Comoros (Security threat level – 3): On 29 March 2019, the U.S. Department of State upgraded its Travel Advisory for Comoros to a Level 3 (“Reconsider Travel”) from a Level 2 (“Exercises Increased Caution”) due to civil unrest. The updated travel advisory reads in part as follows:

  • “Reconsider travel to The Union of the Comoros due to civil unrest.
  • “Comoros is experiencing civil and political unrest, including armed conflict, roadblocks, and protests following a contested election. Comorian officials have responded to demonstrations with force. Travel services into, out of, and within the Comoros may be disrupted without notice. U.S. government personnel under Chief of Mission authority have been temporarily relocated off Comoros.
  • “The U.S. government has limited ability to provide emergency services to U.S. citizens in the Union of the Comoros. U.S. citizens in the Comoros must contact the U.S. Embassy in Antananarivo for consular assistance.”
  • Guatemala (Security threat level – 4): On 29 March 2019, the U.S. Embassy in Guatemala City issued a Security Alert, which reads in part as follows:

  • “As a precaution, official approval is required for U.S. Embassy personnel to travel to the Huehuetenango and San Marcos Departments due to on-going security concerns. Embassy operations continue as normal.”
  • Honduras (Security threat level – 4): On 29 March 2019, the U.S. Embassy in Tegucigalpa issued a Health Alert, which reads in part as follows:

  • “Location: Throughout Honduras, with the highest risk in the Cortés Department.
  • “Event: The Honduras Ministry of Health has reported a significant increase in dengue fever and severe dengue fever compared to 2018.”
  • Mexico (Security threat level – 4): On 29 March 2019, the U.S. Embassy in Mexico City issued a Natural Disaster Alert, which reads in part as follows:

  • “Location: Mexico City and States of Puebla and Morelos
  • “Event: Popocatepetl Volcano, located between the Mexican states of Puebla and Morelos, has registered significant increased activity in recent days, including discharges of water and volcanic vapor, ash, and magma causing grassland fires on the volcano’s slopes and nearby locations.
  • “A Volcano Watch is in effect and Mexico’s National Center of Disaster Prevention (CENAPRED) has issued a Yellow Alert Level 3 advising those in the affected areas to be alert and prepare for a possible evacuation. CENAPRED also warns against approaching the volcano, especially the crater.
  • “Affected areas according to CENAPRED include Santa Cruz, Atlixco, San Pedro, San Andres and Santa Isabel Cholula, San Pedro Benito Juarez, and other municipalities in the state of Puebla, as well as Hueyapan, Tetela del Volcan and other municipalities in the state of Morelos. Locations in the state of Mexico and Mexico City could experience light ash-falls.”
  • Solomon Islands (Security threat level – 2): On 1 April 2019, the U.S. Embassy in Port Moresby issued a Security Alert, which reads in part as follows:

  • “Location: Solomon Islands in general, but these areas in particular:
  • Fateleka (north Malaita)
  • Malu (north Malaita)
  • Gizo (Western province)
  • West Honiara
  • Central Guadalcanal – Hells Point
  • “Event: National Elections will be held in the Solomon Islands on Wednesday, April 3rd, and there will be 1040 polling booths throughout the country. It will take between 3 days to 2 weeks to declare the winners in each constituency. Violence between the various political parties has been known to break out on both Election Day, and during the vote counting period afterwards.”

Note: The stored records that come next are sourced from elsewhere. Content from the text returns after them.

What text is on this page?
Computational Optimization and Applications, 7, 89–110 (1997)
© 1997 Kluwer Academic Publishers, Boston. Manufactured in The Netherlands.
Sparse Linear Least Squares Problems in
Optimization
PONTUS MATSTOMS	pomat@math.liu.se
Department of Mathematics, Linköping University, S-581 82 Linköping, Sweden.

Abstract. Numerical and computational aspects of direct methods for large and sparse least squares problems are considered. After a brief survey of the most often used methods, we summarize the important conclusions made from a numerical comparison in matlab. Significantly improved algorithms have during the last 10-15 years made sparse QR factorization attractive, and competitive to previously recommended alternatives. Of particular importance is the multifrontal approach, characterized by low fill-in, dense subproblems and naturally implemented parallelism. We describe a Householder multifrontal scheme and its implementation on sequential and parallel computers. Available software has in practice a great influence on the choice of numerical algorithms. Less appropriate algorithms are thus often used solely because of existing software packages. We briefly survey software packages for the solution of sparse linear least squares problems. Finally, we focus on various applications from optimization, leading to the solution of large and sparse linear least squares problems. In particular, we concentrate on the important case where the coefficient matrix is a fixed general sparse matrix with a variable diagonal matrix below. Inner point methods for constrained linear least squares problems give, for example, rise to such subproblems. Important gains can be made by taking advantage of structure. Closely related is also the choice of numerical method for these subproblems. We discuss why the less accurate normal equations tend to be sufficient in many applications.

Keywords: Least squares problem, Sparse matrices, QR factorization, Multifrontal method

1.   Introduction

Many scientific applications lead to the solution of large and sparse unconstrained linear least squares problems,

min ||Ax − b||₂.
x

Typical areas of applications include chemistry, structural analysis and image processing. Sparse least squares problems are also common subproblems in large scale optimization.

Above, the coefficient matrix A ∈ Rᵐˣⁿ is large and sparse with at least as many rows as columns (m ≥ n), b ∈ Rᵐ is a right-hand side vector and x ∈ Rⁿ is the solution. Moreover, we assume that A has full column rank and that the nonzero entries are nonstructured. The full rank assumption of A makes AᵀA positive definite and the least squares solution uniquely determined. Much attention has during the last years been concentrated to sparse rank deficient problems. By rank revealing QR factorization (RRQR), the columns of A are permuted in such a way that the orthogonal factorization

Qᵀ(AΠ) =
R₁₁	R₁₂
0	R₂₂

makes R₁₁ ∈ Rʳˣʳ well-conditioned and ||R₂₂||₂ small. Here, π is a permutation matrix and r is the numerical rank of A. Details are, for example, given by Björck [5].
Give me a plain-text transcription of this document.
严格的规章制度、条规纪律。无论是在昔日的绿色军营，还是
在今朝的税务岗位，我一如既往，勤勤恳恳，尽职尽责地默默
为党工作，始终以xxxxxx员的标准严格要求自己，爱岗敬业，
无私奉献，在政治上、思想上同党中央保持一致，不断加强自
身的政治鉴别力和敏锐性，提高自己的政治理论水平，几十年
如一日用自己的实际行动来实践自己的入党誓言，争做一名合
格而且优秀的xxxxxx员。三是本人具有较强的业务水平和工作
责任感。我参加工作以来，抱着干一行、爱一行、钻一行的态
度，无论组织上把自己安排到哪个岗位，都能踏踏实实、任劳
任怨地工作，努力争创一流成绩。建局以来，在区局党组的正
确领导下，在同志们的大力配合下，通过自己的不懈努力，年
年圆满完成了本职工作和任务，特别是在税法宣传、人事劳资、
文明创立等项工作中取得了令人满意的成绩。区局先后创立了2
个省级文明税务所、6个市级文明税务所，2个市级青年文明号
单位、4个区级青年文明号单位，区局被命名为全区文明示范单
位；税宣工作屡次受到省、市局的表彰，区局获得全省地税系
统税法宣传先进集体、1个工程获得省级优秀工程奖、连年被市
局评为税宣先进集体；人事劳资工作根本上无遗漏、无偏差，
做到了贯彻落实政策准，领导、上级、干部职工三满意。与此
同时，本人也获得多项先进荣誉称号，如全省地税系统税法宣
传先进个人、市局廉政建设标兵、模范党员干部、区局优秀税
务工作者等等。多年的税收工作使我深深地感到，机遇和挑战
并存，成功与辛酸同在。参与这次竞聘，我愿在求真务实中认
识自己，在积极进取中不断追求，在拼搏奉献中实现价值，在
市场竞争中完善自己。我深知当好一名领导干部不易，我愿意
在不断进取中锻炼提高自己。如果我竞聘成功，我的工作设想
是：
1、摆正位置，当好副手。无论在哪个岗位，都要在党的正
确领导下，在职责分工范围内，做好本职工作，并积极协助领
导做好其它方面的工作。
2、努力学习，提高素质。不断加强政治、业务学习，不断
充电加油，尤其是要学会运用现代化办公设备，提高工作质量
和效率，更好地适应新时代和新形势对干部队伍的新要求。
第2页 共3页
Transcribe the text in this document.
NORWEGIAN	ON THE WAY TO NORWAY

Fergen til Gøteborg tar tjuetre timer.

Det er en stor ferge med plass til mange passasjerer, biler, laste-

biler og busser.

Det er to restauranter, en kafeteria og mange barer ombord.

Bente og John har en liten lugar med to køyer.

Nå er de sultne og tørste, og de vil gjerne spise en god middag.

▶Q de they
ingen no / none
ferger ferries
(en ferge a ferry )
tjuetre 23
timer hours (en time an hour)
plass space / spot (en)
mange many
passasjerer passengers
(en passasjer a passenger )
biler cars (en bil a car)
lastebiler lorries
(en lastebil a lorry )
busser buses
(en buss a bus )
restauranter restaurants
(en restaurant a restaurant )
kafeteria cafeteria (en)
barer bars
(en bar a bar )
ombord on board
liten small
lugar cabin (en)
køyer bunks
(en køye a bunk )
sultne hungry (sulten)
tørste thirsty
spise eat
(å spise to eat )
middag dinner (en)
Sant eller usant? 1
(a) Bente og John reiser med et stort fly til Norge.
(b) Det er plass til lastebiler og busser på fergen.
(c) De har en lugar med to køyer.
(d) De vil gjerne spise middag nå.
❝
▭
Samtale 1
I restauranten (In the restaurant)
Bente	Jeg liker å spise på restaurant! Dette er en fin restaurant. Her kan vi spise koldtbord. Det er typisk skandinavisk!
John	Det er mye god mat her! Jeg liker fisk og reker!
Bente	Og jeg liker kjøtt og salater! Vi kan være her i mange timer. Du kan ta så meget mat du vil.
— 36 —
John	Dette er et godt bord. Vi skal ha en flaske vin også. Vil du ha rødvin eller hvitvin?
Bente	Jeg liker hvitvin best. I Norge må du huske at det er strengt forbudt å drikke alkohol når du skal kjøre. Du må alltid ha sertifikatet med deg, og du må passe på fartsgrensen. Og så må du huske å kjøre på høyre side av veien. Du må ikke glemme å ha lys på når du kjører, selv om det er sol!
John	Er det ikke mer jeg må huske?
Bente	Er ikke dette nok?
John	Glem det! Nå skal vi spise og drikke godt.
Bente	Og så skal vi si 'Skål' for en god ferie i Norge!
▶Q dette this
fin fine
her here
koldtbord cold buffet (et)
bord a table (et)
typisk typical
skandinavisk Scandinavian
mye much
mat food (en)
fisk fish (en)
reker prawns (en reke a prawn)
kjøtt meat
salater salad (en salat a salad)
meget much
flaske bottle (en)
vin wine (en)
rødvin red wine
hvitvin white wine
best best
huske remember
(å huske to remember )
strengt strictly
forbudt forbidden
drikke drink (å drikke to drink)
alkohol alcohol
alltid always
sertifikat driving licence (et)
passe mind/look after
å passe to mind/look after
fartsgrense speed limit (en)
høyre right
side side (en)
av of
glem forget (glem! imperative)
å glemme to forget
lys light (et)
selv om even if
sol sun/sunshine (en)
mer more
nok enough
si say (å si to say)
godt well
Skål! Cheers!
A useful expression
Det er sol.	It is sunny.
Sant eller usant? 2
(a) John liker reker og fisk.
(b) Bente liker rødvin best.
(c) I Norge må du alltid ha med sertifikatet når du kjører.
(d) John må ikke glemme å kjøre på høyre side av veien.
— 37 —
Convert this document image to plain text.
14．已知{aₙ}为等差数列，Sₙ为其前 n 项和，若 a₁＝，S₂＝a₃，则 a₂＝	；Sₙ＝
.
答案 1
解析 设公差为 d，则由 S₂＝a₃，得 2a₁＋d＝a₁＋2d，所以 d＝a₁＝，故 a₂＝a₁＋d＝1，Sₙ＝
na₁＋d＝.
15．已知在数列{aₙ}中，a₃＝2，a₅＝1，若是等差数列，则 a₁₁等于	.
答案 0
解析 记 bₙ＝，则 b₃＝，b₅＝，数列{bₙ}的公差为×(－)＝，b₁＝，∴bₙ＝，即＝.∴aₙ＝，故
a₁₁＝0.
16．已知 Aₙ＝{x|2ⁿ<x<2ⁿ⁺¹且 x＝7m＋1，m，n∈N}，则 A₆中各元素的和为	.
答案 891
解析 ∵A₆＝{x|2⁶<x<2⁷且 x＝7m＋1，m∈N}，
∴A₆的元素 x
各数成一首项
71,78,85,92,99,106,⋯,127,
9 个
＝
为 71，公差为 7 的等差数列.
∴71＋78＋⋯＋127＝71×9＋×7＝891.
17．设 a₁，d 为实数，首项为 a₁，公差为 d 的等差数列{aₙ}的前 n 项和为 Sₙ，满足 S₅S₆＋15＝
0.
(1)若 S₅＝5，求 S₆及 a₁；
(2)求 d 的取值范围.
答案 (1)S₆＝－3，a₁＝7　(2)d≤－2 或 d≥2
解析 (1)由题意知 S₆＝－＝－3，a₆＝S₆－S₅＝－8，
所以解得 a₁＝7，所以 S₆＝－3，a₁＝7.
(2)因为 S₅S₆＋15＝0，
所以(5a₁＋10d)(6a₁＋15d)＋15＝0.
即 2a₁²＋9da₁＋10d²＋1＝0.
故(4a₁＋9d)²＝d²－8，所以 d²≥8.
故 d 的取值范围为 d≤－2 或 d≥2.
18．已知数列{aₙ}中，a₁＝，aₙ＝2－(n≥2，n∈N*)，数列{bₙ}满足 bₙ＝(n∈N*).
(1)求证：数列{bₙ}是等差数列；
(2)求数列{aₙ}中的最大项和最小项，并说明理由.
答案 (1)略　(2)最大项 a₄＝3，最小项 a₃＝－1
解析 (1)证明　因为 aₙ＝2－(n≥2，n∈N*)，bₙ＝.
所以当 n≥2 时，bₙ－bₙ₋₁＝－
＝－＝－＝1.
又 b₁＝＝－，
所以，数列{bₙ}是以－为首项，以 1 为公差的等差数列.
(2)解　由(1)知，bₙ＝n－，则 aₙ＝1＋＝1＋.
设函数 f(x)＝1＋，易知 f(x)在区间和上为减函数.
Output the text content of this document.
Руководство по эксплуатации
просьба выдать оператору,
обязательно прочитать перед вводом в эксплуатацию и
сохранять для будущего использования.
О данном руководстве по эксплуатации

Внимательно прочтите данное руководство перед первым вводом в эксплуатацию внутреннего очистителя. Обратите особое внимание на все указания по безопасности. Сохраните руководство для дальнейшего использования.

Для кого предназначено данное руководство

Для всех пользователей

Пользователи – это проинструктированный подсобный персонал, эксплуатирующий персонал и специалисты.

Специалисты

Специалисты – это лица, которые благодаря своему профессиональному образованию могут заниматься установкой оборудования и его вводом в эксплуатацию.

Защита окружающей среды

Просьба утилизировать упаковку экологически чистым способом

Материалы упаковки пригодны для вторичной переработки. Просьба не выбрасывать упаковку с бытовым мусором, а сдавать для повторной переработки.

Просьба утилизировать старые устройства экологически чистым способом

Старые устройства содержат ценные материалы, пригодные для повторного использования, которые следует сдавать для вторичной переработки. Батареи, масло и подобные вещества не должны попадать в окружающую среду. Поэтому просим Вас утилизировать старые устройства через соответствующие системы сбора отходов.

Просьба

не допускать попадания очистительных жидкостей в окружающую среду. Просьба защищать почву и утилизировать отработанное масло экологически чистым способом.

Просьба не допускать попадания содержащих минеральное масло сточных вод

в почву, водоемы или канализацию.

  • Security threat levels range from 1 (Very Low) to 5 (Very High) and are determined using a comprehensive system that utilizes both qualitative and quantitative analysis. The primary factors used to determine a location’s security threat level are Armed Conflict, Crime, Demonstrations/Strikes, Ethnic/Sectarian Tensions, Graft/Corruption, Kidnapping, Political Instability, Government Restriction and Terrorism.